Tampoco debemos olvidar que sería ingenuo suponer que el crecimiento potencial del país se va a ver modificado de manera significativa por un factor aislado. Para lograr un objetivo de esta naturaleza, se requiere de un programa amplio de políticas en diversos sectores clave. Procede señalar a manera de ejemplo, que el sólido crecimiento de la productividad y del PIB per cápita en México durante los años noventa, no fue resultado de una medida aislada, como el Tratado de Libre Comercio de América del Norte, sino de un conjunto de acciones estructurales enfocadas en incrementar la eficiencia de la economía.
Y lo peor es que el problema en México hoy en día va más allá de diseñar un programa económico que sume fuerzas con el “nearshoring” para incrementar el crecimiento potencial. Ni siquiera se están tomando las acciones indispensables para que maximizar los efectos del “nearshoring” sea viable. Una y otra vez veo los mismos comentarios de analistas, empresarios y organismos internacionales: las corrientes de inversión que producirá el “nearshoring” se verán reducidas en ausencia de una infraestructura adecuada, del acceso a agua y a energía (sobre todo limpia), de reglas del juego claras, de un estado de derecho vigoroso, de mayor seguridad, etc.
Es cierto que el “nearshoring” está provocando un incremento de la actividad económica en algunas partes de nuestra frontera norte. Sin embargo, hasta la fecha no existe evidencia de que esto esté teniendo repercusiones de relevancia a nivel nacional. Procede señalar por ejemplo que la inversión extranjera directa (IED) en México a principios de este año se explica en un 90% por reinversión de utilidades, no por flujos nuevos, y que los analistas del sector privado encuestados por el Banco de México proyectan que el monto total de IED en nuestro país para 2023 y 2024 será similar al observado en 2022 (alrededor de 36 mil millones de dólares).
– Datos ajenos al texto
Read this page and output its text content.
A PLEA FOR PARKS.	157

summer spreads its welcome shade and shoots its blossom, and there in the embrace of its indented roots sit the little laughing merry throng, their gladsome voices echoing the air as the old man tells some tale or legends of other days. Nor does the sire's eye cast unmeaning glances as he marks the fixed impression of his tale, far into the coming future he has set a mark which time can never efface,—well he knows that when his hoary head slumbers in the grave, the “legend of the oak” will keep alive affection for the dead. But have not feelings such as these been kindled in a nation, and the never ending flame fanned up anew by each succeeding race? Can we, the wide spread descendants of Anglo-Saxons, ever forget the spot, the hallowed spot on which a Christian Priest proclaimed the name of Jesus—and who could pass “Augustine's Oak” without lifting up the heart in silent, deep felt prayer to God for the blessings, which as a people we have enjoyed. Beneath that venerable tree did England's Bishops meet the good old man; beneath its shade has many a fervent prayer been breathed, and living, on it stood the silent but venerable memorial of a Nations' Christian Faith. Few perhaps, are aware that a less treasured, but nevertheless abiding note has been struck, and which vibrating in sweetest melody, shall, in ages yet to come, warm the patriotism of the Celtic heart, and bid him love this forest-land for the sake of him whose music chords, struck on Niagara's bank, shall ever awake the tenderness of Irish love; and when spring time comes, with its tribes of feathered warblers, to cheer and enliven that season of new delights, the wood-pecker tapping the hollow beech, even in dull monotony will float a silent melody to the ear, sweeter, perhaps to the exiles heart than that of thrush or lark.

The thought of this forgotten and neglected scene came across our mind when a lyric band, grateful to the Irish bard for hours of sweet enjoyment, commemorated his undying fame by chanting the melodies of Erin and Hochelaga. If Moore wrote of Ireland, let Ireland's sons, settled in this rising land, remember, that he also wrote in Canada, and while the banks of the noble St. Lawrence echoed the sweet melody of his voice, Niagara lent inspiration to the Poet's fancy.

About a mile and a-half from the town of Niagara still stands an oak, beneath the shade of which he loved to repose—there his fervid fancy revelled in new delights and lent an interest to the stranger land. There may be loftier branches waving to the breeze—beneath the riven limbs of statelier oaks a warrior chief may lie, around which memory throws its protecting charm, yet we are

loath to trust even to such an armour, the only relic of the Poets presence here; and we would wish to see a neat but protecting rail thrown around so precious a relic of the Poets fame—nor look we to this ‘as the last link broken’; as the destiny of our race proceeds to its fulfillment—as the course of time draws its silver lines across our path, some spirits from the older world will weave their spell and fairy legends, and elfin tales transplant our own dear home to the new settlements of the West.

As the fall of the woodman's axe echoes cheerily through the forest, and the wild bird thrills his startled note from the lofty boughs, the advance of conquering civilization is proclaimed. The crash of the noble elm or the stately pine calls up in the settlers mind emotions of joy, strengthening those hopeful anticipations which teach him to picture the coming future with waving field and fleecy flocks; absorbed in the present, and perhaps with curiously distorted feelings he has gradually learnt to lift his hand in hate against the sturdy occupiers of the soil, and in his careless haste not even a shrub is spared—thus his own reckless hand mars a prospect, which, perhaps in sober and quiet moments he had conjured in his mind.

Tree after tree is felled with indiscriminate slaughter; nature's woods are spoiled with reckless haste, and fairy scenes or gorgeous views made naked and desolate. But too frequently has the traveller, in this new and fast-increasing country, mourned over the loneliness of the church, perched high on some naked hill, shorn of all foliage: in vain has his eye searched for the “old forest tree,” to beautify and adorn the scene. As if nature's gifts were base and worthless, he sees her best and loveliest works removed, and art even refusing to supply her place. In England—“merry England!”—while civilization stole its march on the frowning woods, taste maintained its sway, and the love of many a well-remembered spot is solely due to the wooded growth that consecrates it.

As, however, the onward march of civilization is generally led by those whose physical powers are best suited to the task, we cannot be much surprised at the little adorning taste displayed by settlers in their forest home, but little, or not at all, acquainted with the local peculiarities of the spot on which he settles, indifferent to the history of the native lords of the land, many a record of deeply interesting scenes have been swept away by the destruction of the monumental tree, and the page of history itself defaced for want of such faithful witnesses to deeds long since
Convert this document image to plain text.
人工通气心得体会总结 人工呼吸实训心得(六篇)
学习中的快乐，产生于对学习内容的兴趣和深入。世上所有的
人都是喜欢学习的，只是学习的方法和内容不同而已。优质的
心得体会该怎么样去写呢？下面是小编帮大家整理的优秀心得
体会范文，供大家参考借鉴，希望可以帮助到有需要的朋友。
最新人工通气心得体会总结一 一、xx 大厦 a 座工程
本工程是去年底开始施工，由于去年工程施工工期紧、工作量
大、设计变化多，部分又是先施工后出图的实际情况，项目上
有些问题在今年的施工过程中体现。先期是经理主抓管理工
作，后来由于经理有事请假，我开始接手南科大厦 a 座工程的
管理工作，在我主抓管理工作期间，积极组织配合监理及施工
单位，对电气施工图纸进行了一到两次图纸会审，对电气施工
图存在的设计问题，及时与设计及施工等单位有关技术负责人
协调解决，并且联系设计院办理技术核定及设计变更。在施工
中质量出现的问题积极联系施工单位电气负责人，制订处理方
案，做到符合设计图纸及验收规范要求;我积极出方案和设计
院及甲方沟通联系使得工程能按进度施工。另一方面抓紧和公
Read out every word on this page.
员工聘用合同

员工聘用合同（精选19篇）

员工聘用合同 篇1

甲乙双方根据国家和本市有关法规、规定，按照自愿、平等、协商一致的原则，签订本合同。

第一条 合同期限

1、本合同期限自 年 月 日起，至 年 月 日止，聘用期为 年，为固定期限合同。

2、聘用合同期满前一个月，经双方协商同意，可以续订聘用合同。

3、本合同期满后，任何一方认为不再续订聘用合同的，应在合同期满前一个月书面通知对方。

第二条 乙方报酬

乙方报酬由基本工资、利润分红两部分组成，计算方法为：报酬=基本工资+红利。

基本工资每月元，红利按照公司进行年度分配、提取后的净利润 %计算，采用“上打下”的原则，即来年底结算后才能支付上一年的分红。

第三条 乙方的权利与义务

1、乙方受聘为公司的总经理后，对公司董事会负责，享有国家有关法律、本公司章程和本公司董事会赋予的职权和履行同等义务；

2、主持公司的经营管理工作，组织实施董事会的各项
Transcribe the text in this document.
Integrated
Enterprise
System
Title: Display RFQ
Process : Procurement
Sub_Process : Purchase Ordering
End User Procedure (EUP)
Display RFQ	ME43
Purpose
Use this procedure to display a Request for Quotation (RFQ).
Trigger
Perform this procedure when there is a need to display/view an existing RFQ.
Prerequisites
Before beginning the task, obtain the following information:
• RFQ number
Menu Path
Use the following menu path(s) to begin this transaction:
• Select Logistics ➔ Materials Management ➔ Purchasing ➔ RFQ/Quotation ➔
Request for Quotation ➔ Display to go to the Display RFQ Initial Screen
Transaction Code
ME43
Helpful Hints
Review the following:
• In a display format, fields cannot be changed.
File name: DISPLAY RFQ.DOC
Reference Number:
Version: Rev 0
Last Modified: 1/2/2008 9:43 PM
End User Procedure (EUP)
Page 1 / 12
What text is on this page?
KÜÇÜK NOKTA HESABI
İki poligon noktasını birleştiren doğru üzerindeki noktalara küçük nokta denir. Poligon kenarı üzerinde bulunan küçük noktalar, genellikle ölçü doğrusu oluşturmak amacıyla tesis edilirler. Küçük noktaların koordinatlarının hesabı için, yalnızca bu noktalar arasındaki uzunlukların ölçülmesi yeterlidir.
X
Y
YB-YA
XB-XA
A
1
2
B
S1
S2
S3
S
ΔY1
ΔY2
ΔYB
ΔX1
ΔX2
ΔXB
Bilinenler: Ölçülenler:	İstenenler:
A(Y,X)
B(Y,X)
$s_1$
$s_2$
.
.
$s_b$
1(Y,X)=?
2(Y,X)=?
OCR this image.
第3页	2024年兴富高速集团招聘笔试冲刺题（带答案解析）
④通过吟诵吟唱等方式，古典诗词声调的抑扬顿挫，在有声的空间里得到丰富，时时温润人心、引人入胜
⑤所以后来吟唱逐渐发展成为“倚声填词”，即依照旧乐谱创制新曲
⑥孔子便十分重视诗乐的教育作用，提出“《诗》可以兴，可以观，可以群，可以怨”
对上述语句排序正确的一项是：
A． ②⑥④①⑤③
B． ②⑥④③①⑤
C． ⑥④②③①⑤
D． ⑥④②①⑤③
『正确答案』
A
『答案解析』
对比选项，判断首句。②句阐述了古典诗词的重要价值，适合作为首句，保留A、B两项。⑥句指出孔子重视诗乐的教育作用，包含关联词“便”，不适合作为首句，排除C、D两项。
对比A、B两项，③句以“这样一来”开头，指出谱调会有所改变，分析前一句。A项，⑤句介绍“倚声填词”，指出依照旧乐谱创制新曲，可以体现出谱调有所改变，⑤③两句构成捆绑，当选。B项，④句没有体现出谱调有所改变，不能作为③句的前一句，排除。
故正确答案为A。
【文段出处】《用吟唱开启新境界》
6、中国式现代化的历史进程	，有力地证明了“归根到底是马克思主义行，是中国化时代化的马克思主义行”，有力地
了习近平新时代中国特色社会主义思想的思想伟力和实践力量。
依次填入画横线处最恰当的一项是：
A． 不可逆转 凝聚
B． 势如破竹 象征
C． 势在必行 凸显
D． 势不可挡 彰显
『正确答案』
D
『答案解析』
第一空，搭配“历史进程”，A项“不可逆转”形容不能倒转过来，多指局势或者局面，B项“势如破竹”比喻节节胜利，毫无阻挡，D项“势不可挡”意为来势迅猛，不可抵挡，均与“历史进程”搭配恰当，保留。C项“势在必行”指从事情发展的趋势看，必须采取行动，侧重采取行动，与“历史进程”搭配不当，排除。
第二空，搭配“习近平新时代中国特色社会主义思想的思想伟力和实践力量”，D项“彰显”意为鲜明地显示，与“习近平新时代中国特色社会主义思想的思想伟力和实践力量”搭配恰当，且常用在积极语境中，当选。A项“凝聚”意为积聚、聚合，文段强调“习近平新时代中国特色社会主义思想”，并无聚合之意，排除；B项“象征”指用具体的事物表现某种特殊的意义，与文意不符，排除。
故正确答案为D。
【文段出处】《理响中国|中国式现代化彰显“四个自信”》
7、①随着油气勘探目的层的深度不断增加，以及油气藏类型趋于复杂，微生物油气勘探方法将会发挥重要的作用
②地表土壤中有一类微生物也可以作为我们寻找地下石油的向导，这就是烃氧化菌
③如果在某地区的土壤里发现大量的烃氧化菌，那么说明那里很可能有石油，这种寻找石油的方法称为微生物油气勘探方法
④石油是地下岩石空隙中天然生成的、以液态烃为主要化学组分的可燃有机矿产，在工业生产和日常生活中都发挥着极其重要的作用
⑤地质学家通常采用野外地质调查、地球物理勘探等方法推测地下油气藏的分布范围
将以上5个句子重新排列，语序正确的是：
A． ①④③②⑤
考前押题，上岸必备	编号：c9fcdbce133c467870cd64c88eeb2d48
Con estas reflexiones en mente, me parece obvio que las expectativas de muchos sobre el impacto del “nearshoring” en el crecimiento económico de México son exageradas. Según algunos cálculos menos optimistas, el efecto en el crecimiento potencial podría ser de 0.5% anual, lo que en mi opinión lo aumentaría a menos de 2.5%. Y aun esto supone que las autoridades mexicanas tomarán las medidas requeridas para maximizar los beneficios de esta oportunidad. La verdad es no se ve que vayan a empezar pronto. ¿El riesgo? Las bondades del “nearshoring” se pueden convertir en una fantasía. Otra más.